Emma Maiden

‘My favourite sources of inspiration are museums and ethnographic collections in the UK and around the world. Objects from distant cultures and centuries fill my sketchbooks and become an invaluable reservoir of forms.  I feel my way towards a new sculpture by drawing and redrawing until the form feels “right”, and I often carve hand-held blocks of hardened clay to see how it will look in the round.


 

Emma Maiden’s work focuses on themes of birds and dreaming heads. She draws her inspiration from ancient civilisation, studying and drawing ancient artefacts in museums brings her close to their anonymous makers and the rhythms of form and line used to create these timeless works. Her work is hand carved – form and surface evolving together – creating an intimate relationship with the stone. Her favourite materials are British limestones that can be sourced locally – Portland, Clipsham, Ancaster, Hopton Wood – their gentle colours and hidden shells and fossils connecting them strongly to their geographical and geological roots.
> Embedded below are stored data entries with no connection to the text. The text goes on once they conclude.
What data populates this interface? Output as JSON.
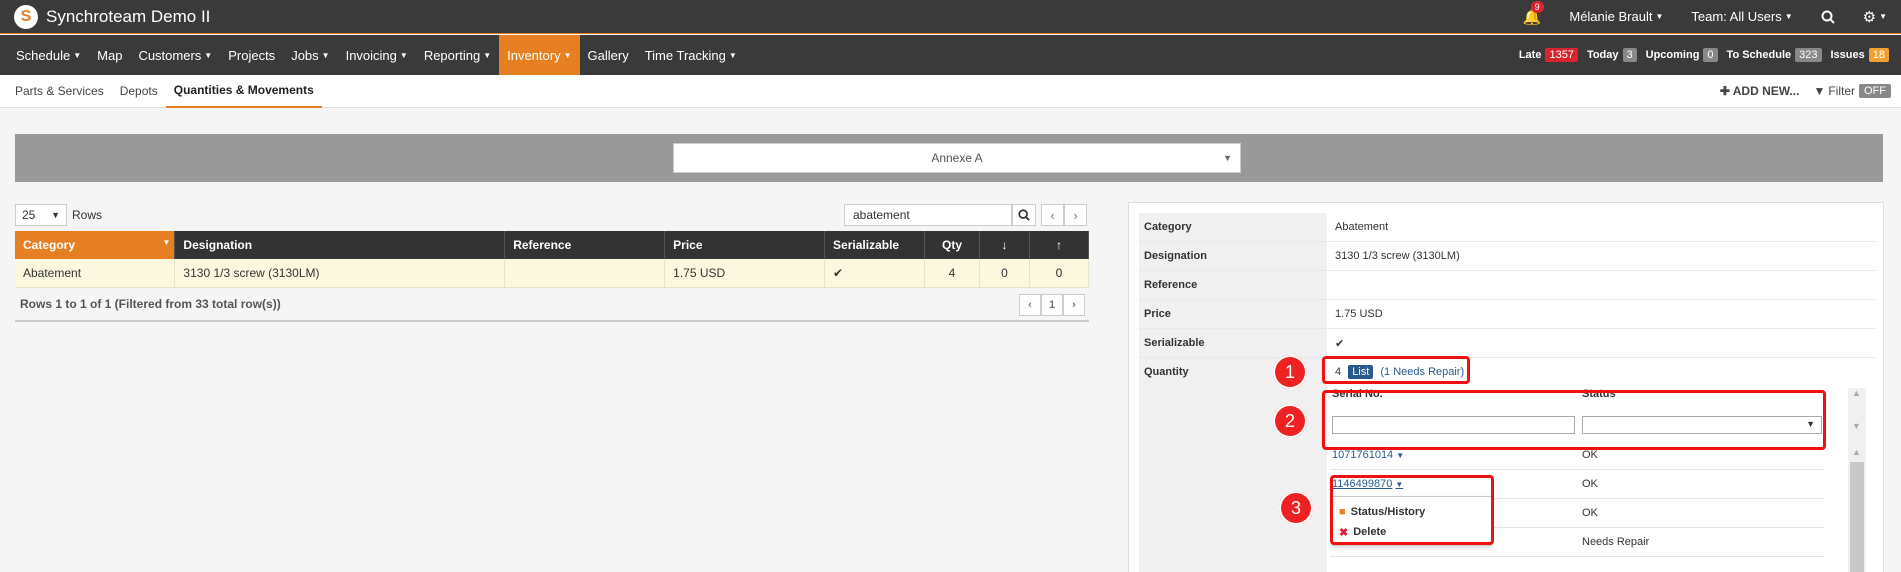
{
  "app": {
    "title": "Synchroteam Demo II",
    "logo_letter": "S"
  },
  "topbar": {
    "notifications": "9",
    "user": "Mélanie Brault",
    "team": "Team: All Users"
  },
  "nav": {
    "items": [
      "Schedule",
      "Map",
      "Customers",
      "Projects",
      "Jobs",
      "Invoicing",
      "Reporting",
      "Inventory",
      "Gallery",
      "Time Tracking"
    ],
    "stats": [
      {
        "label": "Late",
        "value": "1357"
      },
      {
        "label": "Today",
        "value": "3"
      },
      {
        "label": "Upcoming",
        "value": "0"
      },
      {
        "label": "To Schedule",
        "value": "323"
      },
      {
        "label": "Issues",
        "value": "18"
      }
    ]
  },
  "subnav": {
    "items": [
      "Parts & Services",
      "Depots",
      "Quantities & Movements"
    ],
    "add_new": "ADD NEW...",
    "filter": "Filter",
    "filter_state": "OFF"
  },
  "depot": {
    "selected": "Annexe A"
  },
  "table_controls": {
    "rows_value": "25",
    "rows_label": "Rows",
    "search_value": "abatement",
    "page": "1"
  },
  "table": {
    "headers": [
      "Category",
      "Designation",
      "Reference",
      "Price",
      "Serializable",
      "Qty",
      "↓",
      "↑"
    ],
    "row": {
      "category": "Abatement",
      "designation": "3130 1/3 screw (3130LM)",
      "reference": "",
      "price": "1.75 USD",
      "serializable": "✔",
      "qty": "4",
      "down": "0",
      "up": "0"
    },
    "footer": "Rows 1 to 1 of 1 (Filtered from 33 total row(s))"
  },
  "detail": {
    "labels": {
      "category": "Category",
      "designation": "Designation",
      "reference": "Reference",
      "price": "Price",
      "serializable": "Serializable",
      "quantity": "Quantity"
    },
    "values": {
      "category": "Abatement",
      "designation": "3130 1/3 screw (3130LM)",
      "reference": "",
      "price": "1.75 USD",
      "serializable": "✔",
      "quantity": "4",
      "list_badge": "List",
      "repair": "(1 Needs Repair)"
    }
  },
  "serials": {
    "col_serial": "Serial No.",
    "col_status": "Status",
    "rows": [
      {
        "serial": "1071761014",
        "status": "OK"
      },
      {
        "serial": "1146499870",
        "status": "OK"
      },
      {
        "serial": "",
        "status": "OK"
      },
      {
        "serial": "",
        "status": "Needs Repair"
      }
    ]
  },
  "context_menu": {
    "status_history": "Status/History",
    "delete": "Delete"
  },
  "callouts": [
    "1",
    "2",
    "3"
  ],
  "colors": {
    "accent": "#e67e22",
    "late": "#d9232e",
    "link": "#2a5a8c",
    "highlight": "#ee1111"
  }
}
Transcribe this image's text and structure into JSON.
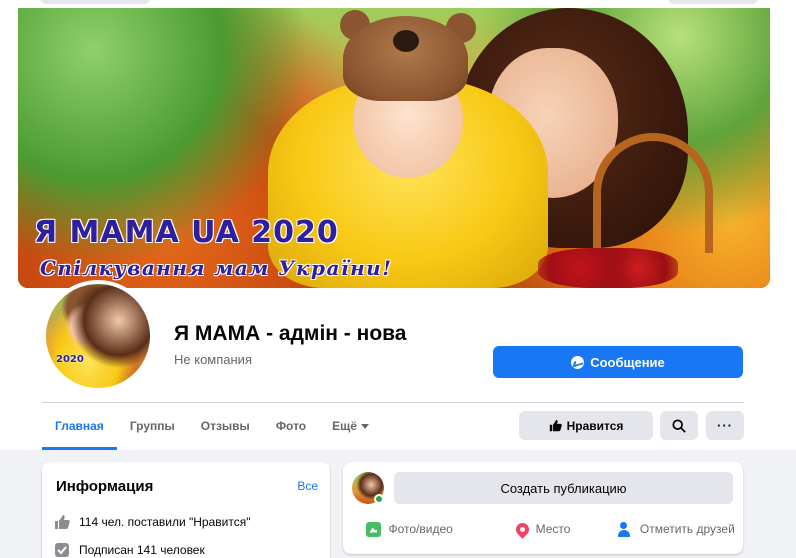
{
  "cover": {
    "title": "Я МАМА UA  2020",
    "subtitle": "Спілкування мам України!"
  },
  "avatar": {
    "year": "2020"
  },
  "page": {
    "name": "Я МАМА - адмін - нова",
    "category": "Не компания"
  },
  "actions": {
    "message_label": "Сообщение",
    "like_label": "Нравится",
    "more_label": "···"
  },
  "tabs": [
    {
      "label": "Главная",
      "active": true
    },
    {
      "label": "Группы"
    },
    {
      "label": "Отзывы"
    },
    {
      "label": "Фото"
    },
    {
      "label": "Ещё"
    }
  ],
  "info": {
    "title": "Информация",
    "all_label": "Все",
    "likes_text": "114 чел. поставили \"Нравится\"",
    "followers_text": "Подписан 141 человек"
  },
  "post": {
    "create_label": "Создать публикацию",
    "photo_label": "Фото/видео",
    "place_label": "Место",
    "tag_label": "Отметить друзей"
  },
  "colors": {
    "accent": "#1877f2",
    "button_gray": "#e4e6eb",
    "background": "#f0f2f5"
  }
}
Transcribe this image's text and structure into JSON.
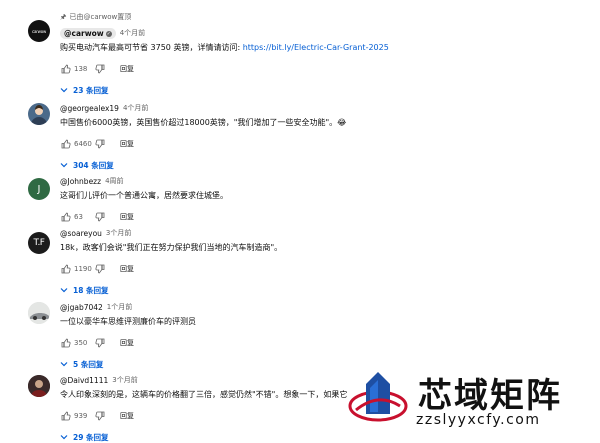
{
  "comments": [
    {
      "pinned_label": "已由@carwow置顶",
      "avatar_text": "carwow",
      "author": "@carwow",
      "time": "4个月前",
      "text": "购买电动汽车最高可节省 3750 英镑，详情请访问: ",
      "link": "https://bit.ly/Electric-Car-Grant-2025",
      "likes": "138",
      "reply_label": "回复",
      "replies_label": "23 条回复"
    },
    {
      "author": "@georgealex19",
      "time": "4个月前",
      "text": "中国售价6000英镑，英国售价超过18000英镑，\"我们增加了一些安全功能\"。😂",
      "likes": "6460",
      "reply_label": "回复",
      "replies_label": "304 条回复"
    },
    {
      "avatar_text": "J",
      "author": "@Johnbezz",
      "time": "4周前",
      "text": "这哥们儿评价一个普通公寓，居然要求住城堡。",
      "likes": "63",
      "reply_label": "回复"
    },
    {
      "avatar_text": "T.F",
      "author": "@soareyou",
      "time": "3个月前",
      "text": "18k，政客们会说\"我们正在努力保护我们当地的汽车制造商\"。",
      "likes": "1190",
      "reply_label": "回复",
      "replies_label": "18 条回复"
    },
    {
      "author": "@jgab7042",
      "time": "1个月前",
      "text": "一位以豪华车思维评测廉价车的评测员",
      "likes": "350",
      "reply_label": "回复",
      "replies_label": "5 条回复"
    },
    {
      "author": "@Daivd1111",
      "time": "3个月前",
      "text": "令人印象深刻的是，这辆车的价格翻了三倍，感觉仍然\"不错\"。想象一下，如果它",
      "likes": "939",
      "reply_label": "回复",
      "replies_label": "29 条回复"
    }
  ],
  "watermark": {
    "title": "芯域矩阵",
    "url": "zzslyyxcfy.com"
  },
  "colors": {
    "link": "#065fd4",
    "muted": "#606060",
    "text": "#0f0f0f"
  }
}
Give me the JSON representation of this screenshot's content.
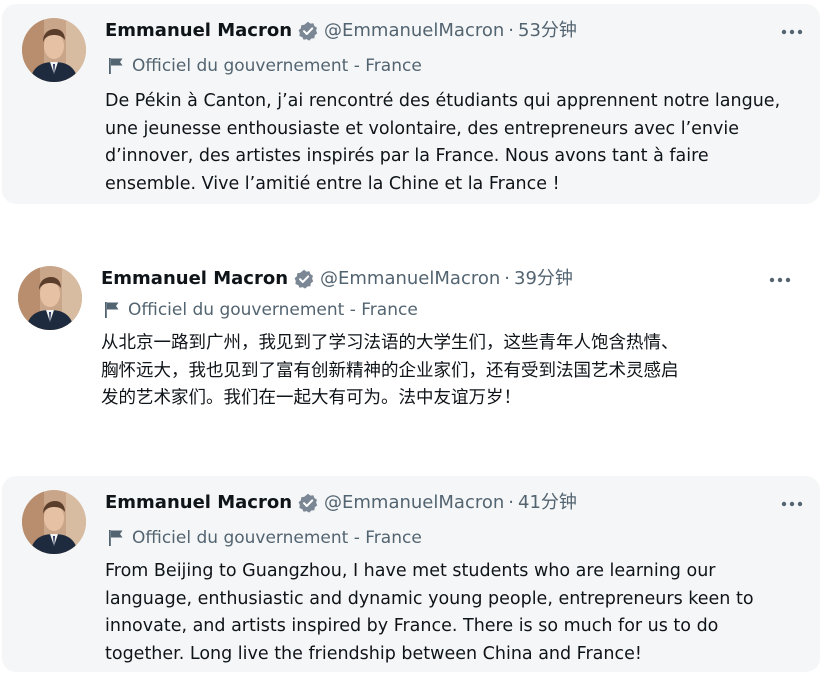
{
  "colors": {
    "card_background": "#f5f6f7",
    "text_primary": "#0f1419",
    "text_secondary": "#536471",
    "verified_badge": "#7b8794"
  },
  "tweets": [
    {
      "author": {
        "name": "Emmanuel Macron",
        "handle": "@EmmanuelMacron",
        "verified_icon": "verified-badge-icon"
      },
      "separator": "·",
      "time": "53分钟",
      "label": "Officiel du gouvernement - France",
      "label_icon": "flag-icon",
      "more_icon": "more-options-icon",
      "lines": [
        "De Pékin à Canton, j’ai rencontré des étudiants qui apprennent notre langue,",
        "une jeunesse enthousiaste et volontaire, des entrepreneurs avec l’envie",
        "d’innover, des artistes inspirés par la France. Nous avons tant à faire",
        "ensemble. Vive l’amitié entre la Chine et la France !"
      ]
    },
    {
      "author": {
        "name": "Emmanuel Macron",
        "handle": "@EmmanuelMacron",
        "verified_icon": "verified-badge-icon"
      },
      "separator": "·",
      "time": "39分钟",
      "label": "Officiel du gouvernement - France",
      "label_icon": "flag-icon",
      "more_icon": "more-options-icon",
      "lines": [
        "从北京一路到广州，我见到了学习法语的大学生们，这些青年人饱含热情、",
        "胸怀远大，我也见到了富有创新精神的企业家们，还有受到法国艺术灵感启",
        "发的艺术家们。我们在一起大有可为。法中友谊万岁！"
      ]
    },
    {
      "author": {
        "name": "Emmanuel Macron",
        "handle": "@EmmanuelMacron",
        "verified_icon": "verified-badge-icon"
      },
      "separator": "·",
      "time": "41分钟",
      "label": "Officiel du gouvernement - France",
      "label_icon": "flag-icon",
      "more_icon": "more-options-icon",
      "lines": [
        "From Beijing to Guangzhou, I have met students who are learning our",
        "language, enthusiastic and dynamic young people, entrepreneurs keen to",
        "innovate, and artists inspired by France. There is so much for us to do",
        "together. Long live the friendship between China and France!"
      ]
    }
  ]
}
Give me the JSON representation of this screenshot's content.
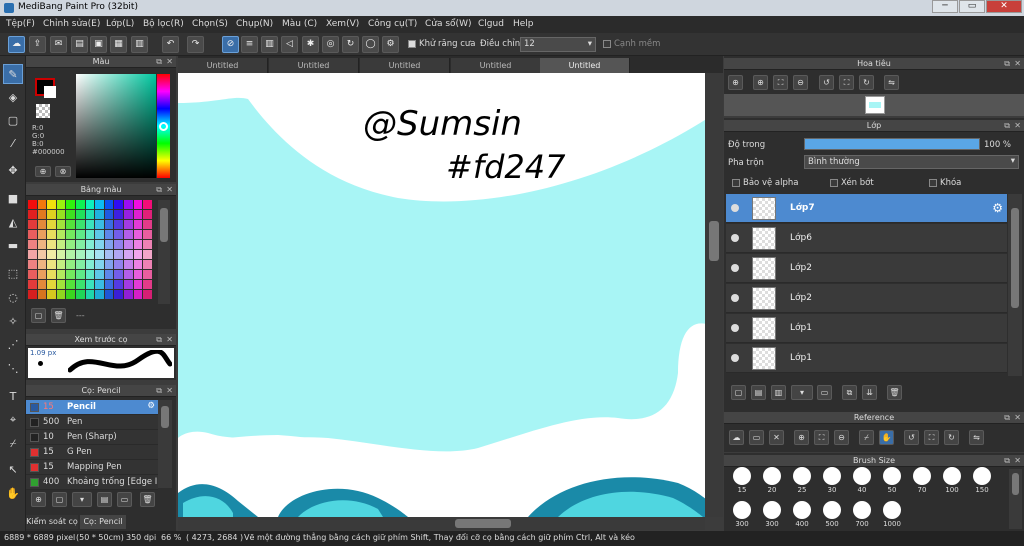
{
  "app": {
    "title": "MediBang Paint Pro (32bit)"
  },
  "window_controls": {
    "minimize": "─",
    "maximize": "▭",
    "close": "✕"
  },
  "menu": [
    "Tệp(F)",
    "Chỉnh sửa(E)",
    "Lớp(L)",
    "Bộ lọc(R)",
    "Chọn(S)",
    "Chụp(N)",
    "Màu (C)",
    "Xem(V)",
    "Công cụ(T)",
    "Cửa sổ(W)",
    "Clgud",
    "Help"
  ],
  "toolbar": {
    "antialias_label": "Khử răng cưa",
    "adjust_label": "Điều chỉnh",
    "adjust_value": "12",
    "edge_label": "Cạnh mềm"
  },
  "tabs": [
    "Untitled",
    "Untitled",
    "Untitled",
    "Untitled",
    "Untitled"
  ],
  "color_panel": {
    "title": "Màu",
    "r": "R:0",
    "g": "G:0",
    "b": "B:0",
    "hex": "#000000",
    "fg": "#000000",
    "bg": "#ffffff",
    "accent": "#cc0000"
  },
  "palette_panel": {
    "title": "Bảng màu",
    "footer": "---"
  },
  "brush_preview": {
    "title": "Xem trước cọ",
    "size": "1.09 px"
  },
  "brush_panel": {
    "title": "Cọ: Pencil",
    "items": [
      {
        "size": "15",
        "name": "Pencil",
        "color": "#2a5aa0"
      },
      {
        "size": "500",
        "name": "Pen",
        "color": "#222222"
      },
      {
        "size": "10",
        "name": "Pen (Sharp)",
        "color": "#222222"
      },
      {
        "size": "15",
        "name": "G Pen",
        "color": "#e03030"
      },
      {
        "size": "15",
        "name": "Mapping Pen",
        "color": "#e03030"
      },
      {
        "size": "400",
        "name": "Khoảng trống [Edge I",
        "color": "#30a030"
      }
    ],
    "tab1": "Kiểm soát cọ",
    "tab2": "Cọ: Pencil"
  },
  "navigator": {
    "title": "Hoa tiêu"
  },
  "layer_panel": {
    "title": "Lớp",
    "opacity_label": "Độ trong",
    "opacity_value": "100 %",
    "opacity": 1.0,
    "blend_label": "Pha trộn",
    "blend_value": "Bình thường",
    "protect_alpha": "Bảo vệ alpha",
    "clip": "Xén bớt",
    "lock": "Khóa",
    "layers": [
      "Lớp7",
      "Lớp6",
      "Lớp2",
      "Lớp2",
      "Lớp1",
      "Lớp1"
    ]
  },
  "reference_panel": {
    "title": "Reference"
  },
  "brush_size_panel": {
    "title": "Brush Size",
    "sizes_row1": [
      "15",
      "20",
      "25",
      "30",
      "40",
      "50",
      "70",
      "100",
      "150"
    ],
    "sizes_row2": [
      "300",
      "300",
      "400",
      "500",
      "700",
      "1000"
    ]
  },
  "canvas": {
    "text1": "@Sumsin",
    "text2": "#fd247",
    "sky": "#a8f5f5",
    "cloud": "#ffffff",
    "wave": "#1a8aa8"
  },
  "status": {
    "size": "6889 * 6889 pixel",
    "cm": "(50 * 50cm)",
    "dpi": "350 dpi",
    "zoom": "66 %",
    "coords": "( 4273, 2684 )",
    "hint": "Vẽ một đường thẳng bằng cách giữ phím Shift, Thay đổi cỡ cọ bằng cách giữ phím Ctrl, Alt và kéo"
  }
}
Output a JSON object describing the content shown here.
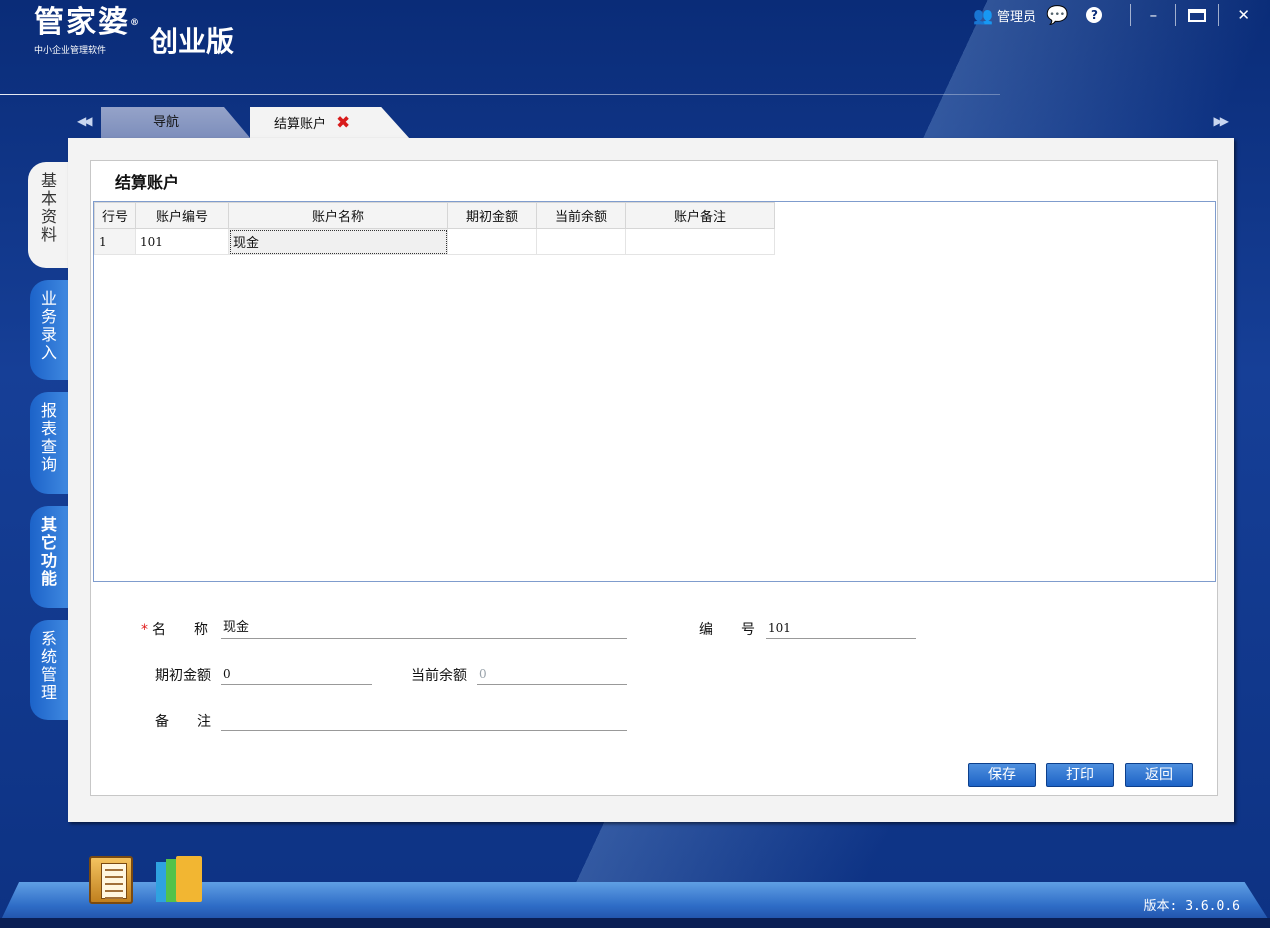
{
  "header": {
    "brand": "管家婆",
    "brand_mark": "®",
    "edition": "创业版",
    "subtitle": "中小企业管理软件",
    "user_label": "管理员"
  },
  "tabs": [
    {
      "label": "导航"
    },
    {
      "label": "结算账户"
    }
  ],
  "side_tabs": [
    "基本资料",
    "业务录入",
    "报表查询",
    "其它功能",
    "系统管理"
  ],
  "page": {
    "title": "结算账户"
  },
  "grid": {
    "columns": [
      "行号",
      "账户编号",
      "账户名称",
      "期初金额",
      "当前余额",
      "账户备注"
    ],
    "rows": [
      [
        "1",
        "101",
        "现金",
        "",
        "",
        ""
      ]
    ]
  },
  "form": {
    "name_label": "名　　称",
    "name_value": "现金",
    "code_label": "编　　号",
    "code_value": "101",
    "opening_label": "期初金额",
    "opening_value": "0",
    "current_label": "当前余额",
    "current_value": "0",
    "note_label": "备　　注",
    "note_value": ""
  },
  "buttons": {
    "save": "保存",
    "print": "打印",
    "back": "返回"
  },
  "footer": {
    "version": "版本: 3.6.0.6"
  }
}
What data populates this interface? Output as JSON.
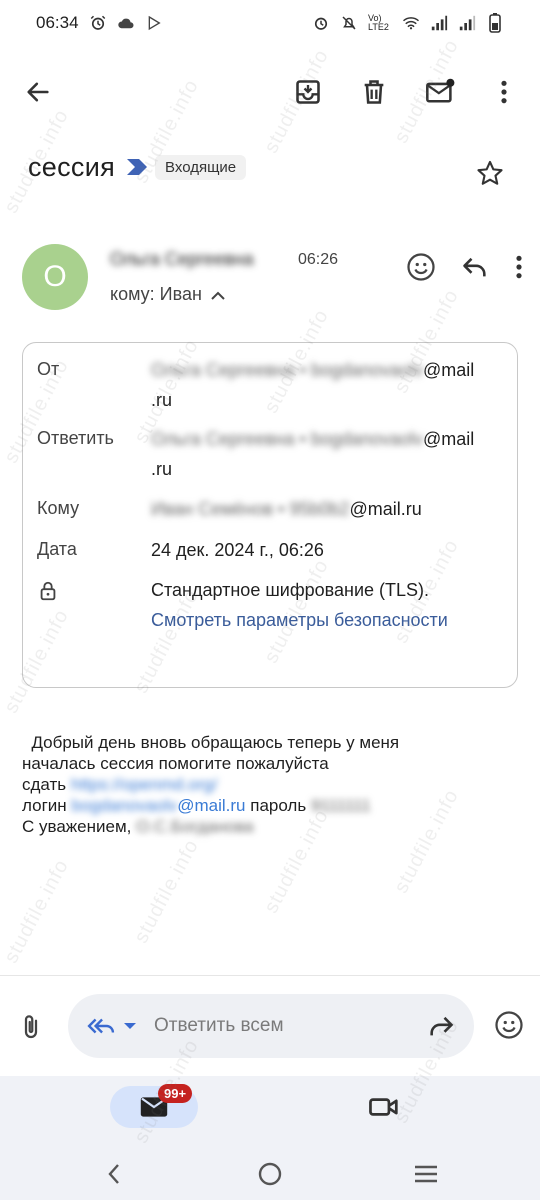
{
  "status_bar": {
    "time": "06:34",
    "network": "Vo) LTE2"
  },
  "toolbar": {
    "back_icon": "arrow-left",
    "archive_icon": "archive",
    "delete_icon": "trash",
    "mark_unread_icon": "mail-dot",
    "more_icon": "more-vertical"
  },
  "email": {
    "subject": "сессия",
    "label": "Входящие",
    "sender": {
      "avatar_letter": "О",
      "avatar_color": "#a9d18e",
      "name": "Ольга Сергеевна",
      "time": "06:26",
      "to_line": "кому: Иван"
    },
    "details": {
      "from_label": "От",
      "from_value_blurred": "Ольга Сергеевна • bogdanovaolv",
      "from_value_suffix": "@mail",
      "from_value_tail": ".ru",
      "reply_label": "Ответить",
      "reply_value_blurred": "Ольга Сергеевна • bogdanovaolv",
      "reply_value_suffix": "@mail",
      "reply_value_tail": ".ru",
      "to_label": "Кому",
      "to_value_blurred": "Иван Семёнов • 95b0b2",
      "to_value_suffix": "@mail.ru",
      "date_label": "Дата",
      "date_value": "24 дек. 2024 г., 06:26",
      "encryption_text": "Стандартное шифрование (TLS).",
      "security_link": "Смотреть параметры безопасности"
    },
    "body": {
      "line1": "  Добрый день вновь обращаюсь теперь у меня",
      "line2": "началась сессия помогите пожалуйста",
      "line3_prefix": "сдать ",
      "line3_blurred": "https://openmd.org/",
      "line4_prefix": "логин ",
      "line4_blurred": "bogdanovaolv",
      "line4_mail": "@mail.ru",
      "line4_password_label": " пароль ",
      "line4_password_blurred": "9111111",
      "line5_prefix": "С уважением, ",
      "line5_blurred": "О.С.Богданова"
    }
  },
  "reply_bar": {
    "placeholder": "Ответить всем"
  },
  "bottom_nav": {
    "badge": "99+"
  },
  "watermark": "studfile.info"
}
‘I like the fact that the stone is far, far older than the stories they tell. It has a sense of permanency and continuity which is both reassuring and challenging. Carving is a slow process, but each stage of working reveals new aspects of the stone’s nature: the block is square and uncompromising, but as the layers are chipped away the form softens and the material starts to take life. Then, with rasps and files and many grades of sandpaper the true colour starts to come through, along with – in the case of limestones – veins of quartz perhaps, or tiny fossils and fragments of shell, laid down in the stone bed millions of years ago.’

Recently she has been working in bronze but it is still a carving process. ‘I carve the original form for a bronze sculpture from solid plaster, and extend and alter it by adding wire armature and wet plaster as necessary. It’s a method that suits the way I work: I’m a carver not a modeller; I like plaster best when it is cured and hard and really enjoy the way it responds to carving, honing, scraping and polishing. In the finished bronze the subtle marks and textures of making are captured within the patina, and form and surface are unified.’



Emma completed an MA in ceramics at the University of Wales and later a City and Guilds in Stonemasonry at the City of Bath College. Since 1996 she has exhibited her work widely including, The Fine Art Society, London, the RWA Bristol, West Wales Arts Centre, Fishguard and the On Form Exhibition at Asthall Manor.